There are several limitations in our study. First, of our ten nodules, full investigation of the radiologic–pathologic correlation was possible in only the five resected nodules, while the remaining five nodules could not be subjected to region to region correlated analysis. However, the biopsy specimens showed similar histopathological findings in the tumor area in all nodules, as well as perinodular liver parenchyma in three cases. In addition, two cases with multiple lesions showed similar hemodynamic characteristics on CTHA. The second limitation is that mucosa-associated lymphoid tissue lymphoma (MALT lymphoma) might show radiological findings similar to those of pseudolymphoma. Pseudolymphoma is a benign lesion, histopathologically characterized by marked proliferation of non-neoplastic and polyclonal lymphocytes forming follicles with active germinal centers. On the other hand, MALT lymphoma is a tumorous lesion consisting of clonal B cell lymphoproliferation with germinal centers histopathologically. However, both lesions share a nearly identical morphological appearance on H–E staining, and only immunohistological and genetic analyses to ascertain whether infiltrating lymphocytes are monoclonal or polyclonal can differentiate pseudolymphoma from MALT lymphoma [1, 3, 28]. Namely, since the cellular and vascular structures of pseudolymphoma and MALT lymphoma show almost the same pattern, with currently available radiological imaging modalities, these two entities cannot be reliably distinguished.

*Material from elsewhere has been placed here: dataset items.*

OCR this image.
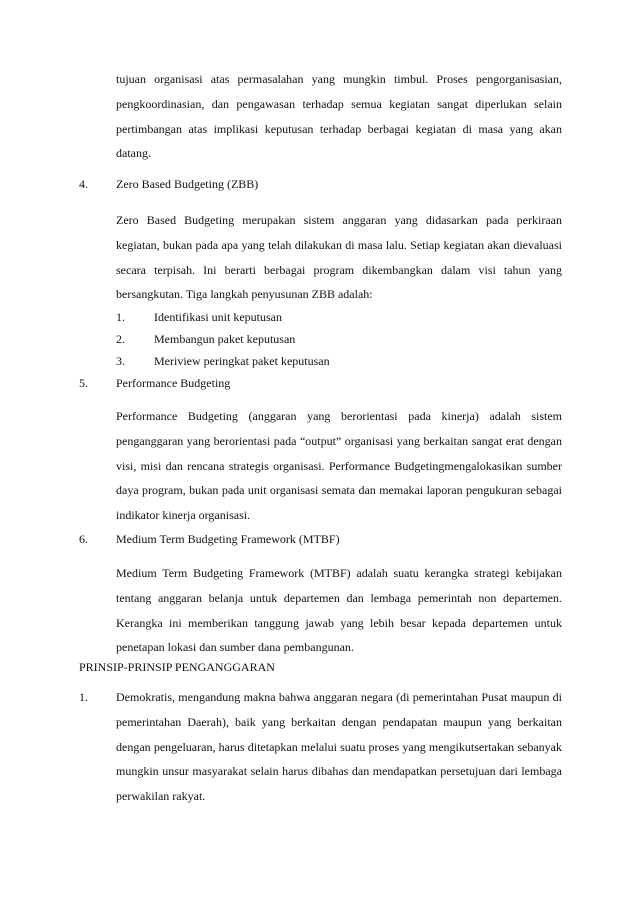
tujuan organisasi atas permasalahan yang mungkin timbul. Proses pengorganisasian, pengkoordinasian, dan pengawasan terhadap semua kegiatan sangat diperlukan selain pertimbangan atas implikasi keputusan terhadap berbagai kegiatan di masa yang akan datang.

4. Zero Based Budgeting (ZBB)

Zero Based Budgeting merupakan sistem anggaran yang didasarkan pada perkiraan kegiatan, bukan pada apa yang telah dilakukan di masa lalu. Setiap kegiatan akan dievaluasi secara terpisah. Ini berarti berbagai program dikembangkan dalam visi tahun yang bersangkutan. Tiga langkah penyusunan ZBB adalah:

1. Identifikasi unit keputusan
2. Membangun paket keputusan
3. Meriview peringkat paket keputusan
5. Performance Budgeting

Performance Budgeting (anggaran yang berorientasi pada kinerja) adalah sistem penganggaran yang berorientasi pada “output” organisasi yang berkaitan sangat erat dengan visi, misi dan rencana strategis organisasi. Performance Budgetingmengalokasikan sumber daya program, bukan pada unit organisasi semata dan memakai laporan pengukuran sebagai indikator kinerja organisasi.

6. Medium Term Budgeting Framework (MTBF)

Medium Term Budgeting Framework (MTBF) adalah suatu kerangka strategi kebijakan tentang anggaran belanja untuk departemen dan lembaga pemerintah non departemen. Kerangka ini memberikan tanggung jawab yang lebih besar kepada departemen untuk penetapan lokasi dan sumber dana pembangunan.

PRINSIP-PRINSIP PENGANGGARAN
1. Demokratis, mengandung makna bahwa anggaran negara (di pemerintahan Pusat maupun di pemerintahan Daerah), baik yang berkaitan dengan pendapatan maupun yang berkaitan dengan pengeluaran, harus ditetapkan melalui suatu proses yang mengikutsertakan sebanyak mungkin unsur masyarakat selain harus dibahas dan mendapatkan persetujuan dari lembaga perwakilan rakyat.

In conclusion, hepatic pseudolymphoma shows characteristic findings, such as homogeneous parenchymal pattern, vessel-penetrating sign in larger nodules, and unique enhancement pattern on multi-phasic CT/MRI and angiography-assisted CT. The enhancement pattern, named perinodular enhancement, reflects increased arterial supply in perinodular hepatic parenchyma caused by portal venular stenosis and/or disappearance due to marked lymphoid cell infiltration in perinodular portal tracts. This hemodynamic pattern has not been reported in HCC or other hypervascular tumors, and therefore, it may be useful in the differential diagnosis of hepatic pseudolymphoma.